Damage mechanisms of spline teeth of friction plates under non-uniform impact

Abstract

The fatigue fracture failure of friction plates seriously affects the safety of high-power density transmission systems due to the non-uniform impact with the inner hub. However, the crack initiation inducement and underlying damage mechanisms are still confused so far, which has critical significance for improving the service life. To address this problem, the matrix metallographic structure of friction plates was observed by Scanning Electron Microscope (SEM), which excludes internal defects within the organization. Then, an impact dynamic model was established to investigate the collision laws between spline teeth and the inner hub.

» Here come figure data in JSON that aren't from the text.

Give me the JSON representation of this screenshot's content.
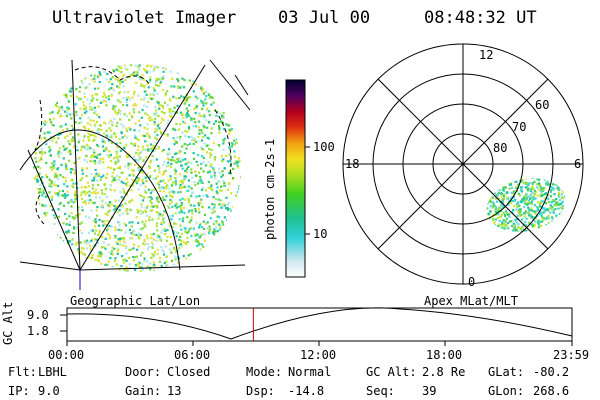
{
  "header": {
    "instrument": "Ultraviolet Imager",
    "date": "03 Jul 00",
    "time": "08:48:32 UT"
  },
  "colorbar": {
    "unit_label": "photon cm-2s-1",
    "tick_labels": [
      "100",
      "10"
    ]
  },
  "panels": {
    "left_label": "Geographic Lat/Lon",
    "right_label": "Apex MLat/MLT"
  },
  "polar_plot": {
    "mlt_labels": [
      "12",
      "6",
      "0",
      "18"
    ],
    "mlat_labels": [
      "60",
      "70",
      "80"
    ]
  },
  "altitude_plot": {
    "ylabel": "GC Alt",
    "ytick_labels": [
      "9.0",
      "1.8"
    ],
    "xtick_labels": [
      "00:00",
      "06:00",
      "12:00",
      "18:00",
      "23:59"
    ],
    "current_time_fraction": 0.369
  },
  "footer": {
    "row1": [
      {
        "label": "Flt:",
        "value": "LBHL"
      },
      {
        "label": "Door:",
        "value": "Closed"
      },
      {
        "label": "Mode:",
        "value": "Normal"
      },
      {
        "label": "GC Alt:",
        "value": "2.8 Re"
      },
      {
        "label": "GLat:",
        "value": "-80.2"
      }
    ],
    "row2": [
      {
        "label": "IP:",
        "value": "9.0"
      },
      {
        "label": "Gain:",
        "value": "13"
      },
      {
        "label": "Dsp:",
        "value": "-14.8"
      },
      {
        "label": "Seq:",
        "value": "39"
      },
      {
        "label": "GLon:",
        "value": "268.6"
      }
    ]
  },
  "colors": {
    "marker": "#cc0000",
    "nadir_tick": "#0000cc"
  }
}
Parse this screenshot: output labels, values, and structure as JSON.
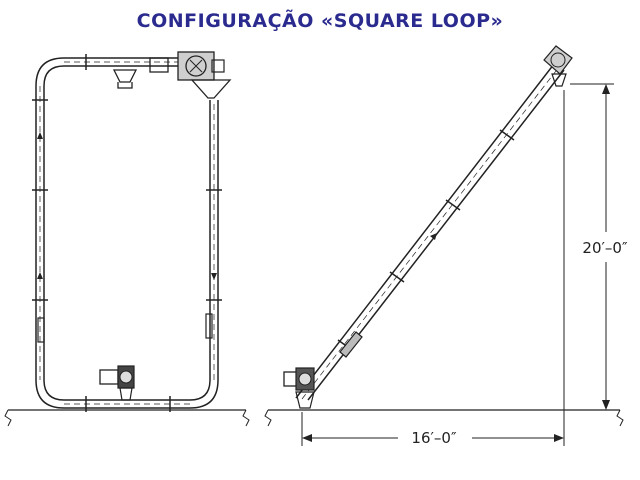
{
  "title": "CONFIGURAÇÃO «SQUARE LOOP»",
  "colors": {
    "title": "#2b2b8f",
    "line": "#222222"
  },
  "dimensions": {
    "height": "20′–0″",
    "length": "16′–0″"
  }
}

The effect of the inner hub’s speed fluctuations on the impact force and acceleration was analyzed, and an analytical relationship between tooth root stress, impact force, and gear parameters was established. A large module simulation prototype test rig was designed based on the proposed equivalent model to verify the impact dynamic model. Results show that the majority of collisions between spline teeth and the inner hub are “catch-up collisions”, which well explains the non-uniform impact phenomenon. The “frontal collisions” will only occur when the speed of the inner hub is lower than that of the friction plate. The higher cumulative frequency of tensile stress on the pull side of spline teeth roots by “catch-up collisions” reveals the underlying mechanism for the differential extent of cracks’ damage. The minimum bending stress of the teeth root is 125.5 MPa at a pressure angle of 32°, which shows a linear increase with tooth clearance. The fatigue fracture of friction plates has been effectively suppressed after structural optimization.